ST. PETERSBURG — After leading Bayfront Medical Center for almost two decades, hospital president and CEO Sue Brody said Wednesday she plans to resign once the sale of the hospital is complete.
In a statement, Brody said she made the decision late last week in conjunction with Bayfront's new partners at Health Management Associates, which will hold an 80 percent share in a joint venture that will operate Bayfront Health System.
The deal could be sealed today in a vote by the St. Petersburg City Council, which must approve a new lease for the hospital sitting on city-owned land.
"This is the final major milestone prior to our expected launch in April. I remain pleased with the outcome and proud of the partnership we have worked for more than two years to create," Brody said in the statement emailed late Wednesday afternoon to hospital employees and medical staff. "It meets each of our goals for partnership, and paves the way for Bayfront's bright and successful future."
There are no plans for Brody, 55, to continue in any other capacity at Bayfront, according to Kanika Tomalin, the hospital's vice president for strategic planning and public affairs. Brody was not available for an interview, hospital officials said.
"She is an extraordinary leader," said Alan Levine, a senior vice president at Naples-based HMA. "She has worked really hard to try to find a partner that will carry Bayfront forward."
He stressed that the decision to depart was Brody's to make, with no one forcing her to leave.
Brody came to Bayfront in 1987 as the chief operating officer. She was named its president and CEO in 1995 at the age of 37, becoming one of the region's highest-ranking female executives and one of the youngest.
Under her leadership, Bayfront increased its market share in a highly competitive market, Tomalin noted. She oversaw major expansions, including the construction of the James Heart Center and Bayfront Baby Place, a new maternity unit within neighboring All Children's Hospital.
Brody also steered Bayfront through a controversial past attempt to team up with a larger hospital system.
In the 1990s, Bayfront was a founding member of BayCare Health System, a regional not-for-profit. But prompted in part by civil rights groups, the city sued after learning Bayfront had altered some of its policies regarding issues such as abortion in deference to BayCare's Catholic ties. Bayfront ultimately agreed in a settlement with the city to remain a secular hospital.
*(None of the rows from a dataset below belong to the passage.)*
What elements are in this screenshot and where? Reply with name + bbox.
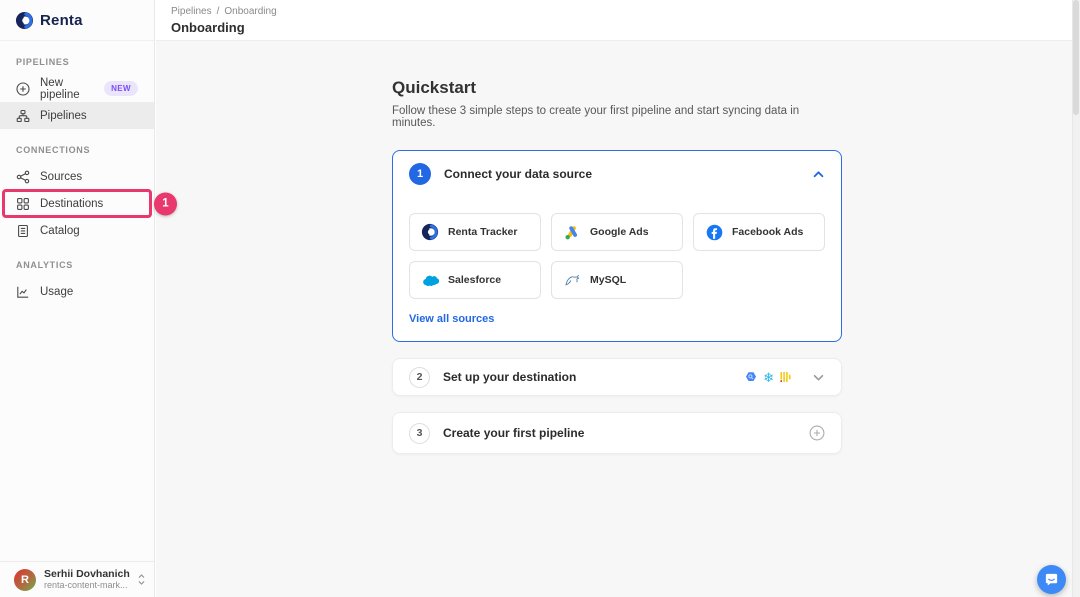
source-tile-label: Google Ads <box>590 226 649 238</box>
source-tile-label: Salesforce <box>448 274 501 286</box>
renta-logo-icon <box>15 11 34 30</box>
scrollbar-thumb[interactable] <box>1073 0 1079 115</box>
destination-preview-icons: ❄ <box>745 371 791 384</box>
plus-circle-icon <box>16 82 30 96</box>
user-name: Serhii Dovhanich <box>44 568 129 580</box>
user-workspace: renta-content-mark... <box>44 580 129 590</box>
step1-header[interactable]: 1 Connect your data source <box>393 151 841 197</box>
source-tile-renta-tracker[interactable]: Renta Tracker <box>409 213 541 251</box>
chat-widget-button[interactable] <box>1037 565 1066 594</box>
chevron-down-icon[interactable] <box>812 371 825 384</box>
scrollbar-track <box>1072 0 1080 597</box>
sidebar-item-usage[interactable]: Usage <box>0 278 154 305</box>
step2-title: Set up your destination <box>443 370 576 384</box>
quickstart-subtitle: Follow these 3 simple steps to create yo… <box>392 105 842 129</box>
sidebar-item-label: Pipelines <box>40 110 87 122</box>
sidebar-item-label: Catalog <box>40 225 80 237</box>
source-tile-mysql[interactable]: MySQL <box>551 261 683 299</box>
step3-title: Create your first pipeline <box>443 426 584 440</box>
app-logo[interactable]: Renta <box>0 0 154 41</box>
source-tile-google-ads[interactable]: Google Ads <box>551 213 683 251</box>
user-menu[interactable]: R Serhii Dovhanich renta-content-mark... <box>0 561 154 597</box>
sidebar-item-label: Sources <box>40 171 82 183</box>
step1-card: 1 Connect your data source Renta Tracker <box>392 150 842 342</box>
breadcrumb-separator: / <box>217 6 220 17</box>
quickstart-title: Quickstart <box>392 78 842 98</box>
bigquery-icon <box>745 371 757 383</box>
app-window: Renta PIPELINES New pipeline NEW Pipelin… <box>0 0 1080 597</box>
step1-number-badge: 1 <box>409 163 431 185</box>
avatar: R <box>14 569 36 591</box>
snowflake-icon: ❄ <box>763 371 774 384</box>
sidebar-item-pipelines[interactable]: Pipelines <box>0 102 154 129</box>
annotation-step-badge: 1 <box>154 192 177 215</box>
google-ads-icon <box>563 224 581 241</box>
catalog-document-icon <box>16 224 30 238</box>
breadcrumb-current: Onboarding <box>224 6 276 17</box>
sidebar-section-analytics: ANALYTICS <box>16 260 138 270</box>
chart-line-icon <box>16 285 30 299</box>
chevron-up-down-icon <box>137 573 146 586</box>
sidebar-item-new-pipeline[interactable]: New pipeline NEW <box>0 75 154 102</box>
main-area: Quickstart Follow these 3 simple steps t… <box>156 41 1080 597</box>
mysql-dolphin-icon <box>563 271 581 289</box>
page-header: Pipelines / Onboarding Onboarding <box>156 0 1080 41</box>
source-tile-facebook-ads[interactable]: Facebook Ads <box>693 213 825 251</box>
source-tile-label: MySQL <box>590 274 626 286</box>
clickhouse-icon <box>780 371 791 383</box>
chevron-up-icon[interactable] <box>812 168 825 181</box>
renta-tracker-icon <box>421 223 439 241</box>
sidebar-item-label: Usage <box>40 286 73 298</box>
grid-icon <box>16 197 30 211</box>
step3-number-badge: 3 <box>409 423 430 444</box>
sidebar-item-catalog[interactable]: Catalog <box>0 217 154 244</box>
sitemap-icon <box>16 109 30 123</box>
sidebar: Renta PIPELINES New pipeline NEW Pipelin… <box>0 0 155 597</box>
sidebar-item-sources[interactable]: Sources <box>0 163 154 190</box>
sidebar-item-destinations[interactable]: Destinations 1 <box>0 190 154 217</box>
plus-circle-expand-icon[interactable] <box>809 425 825 441</box>
source-tile-salesforce[interactable]: Salesforce <box>409 261 541 299</box>
sidebar-section-pipelines: PIPELINES <box>16 57 138 67</box>
sidebar-section-connections: CONNECTIONS <box>16 145 138 155</box>
sidebar-item-label: New pipeline <box>40 77 94 101</box>
source-tiles: Renta Tracker Google Ads Facebook Ads <box>393 197 841 299</box>
breadcrumb: Pipelines / Onboarding <box>171 6 1080 17</box>
source-tile-label: Facebook Ads <box>732 226 803 238</box>
step2-card[interactable]: 2 Set up your destination ❄ <box>392 358 842 396</box>
app-logo-text: Renta <box>40 12 83 29</box>
page-title: Onboarding <box>171 20 1080 35</box>
view-all-sources-link[interactable]: View all sources <box>393 299 510 341</box>
share-nodes-icon <box>16 170 30 184</box>
sidebar-item-label: Destinations <box>40 198 103 210</box>
step2-number-badge: 2 <box>409 367 430 388</box>
source-tile-label: Renta Tracker <box>448 226 517 238</box>
quickstart-panel: Quickstart Follow these 3 simple steps t… <box>392 78 842 454</box>
step3-card[interactable]: 3 Create your first pipeline <box>392 412 842 454</box>
salesforce-icon <box>421 273 439 287</box>
facebook-icon <box>705 224 723 241</box>
new-badge: NEW <box>104 81 138 96</box>
chat-bubble-icon <box>1044 572 1059 587</box>
step1-title: Connect your data source <box>444 167 592 181</box>
breadcrumb-pipelines[interactable]: Pipelines <box>171 6 212 17</box>
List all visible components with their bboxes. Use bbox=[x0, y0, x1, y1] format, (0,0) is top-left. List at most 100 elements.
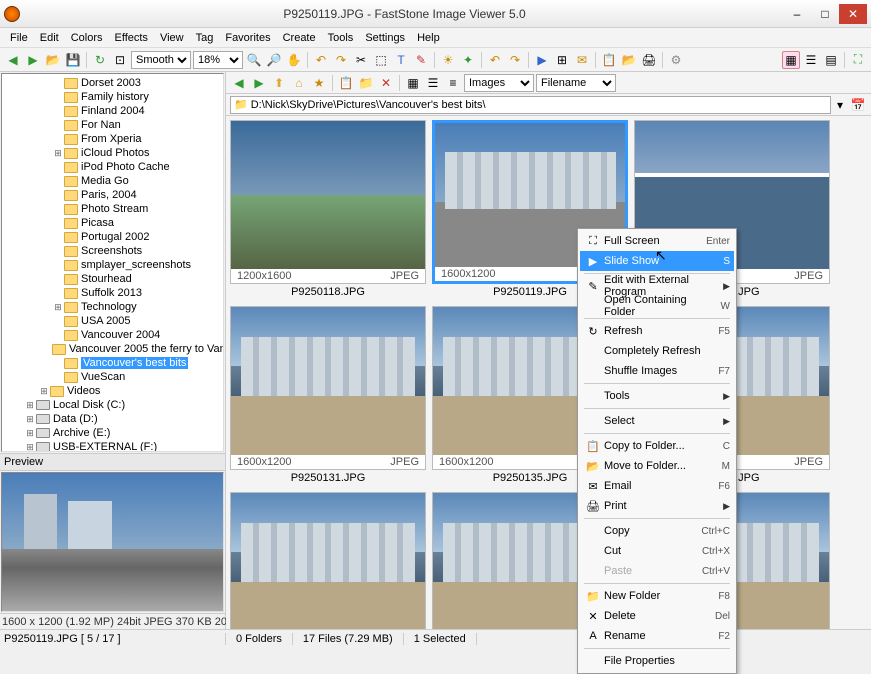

In recent months, Brody has advocated for Bayfront's HMA deal as some City Council members expressed concerns about a critical 60 Minutes investigation of the company alleging profit-boosting in its emergency room practices. She also pledged Bayfront's ongoing commitment to providing charity care.
Brody did not set a date for her departure.
Council member Leslie Curran didn't think Brody's announcement would necessarily have any bearing on the Bayfront vote.
"When you're doing a merger or acquisition of this nature, you always expect some things may change," she said.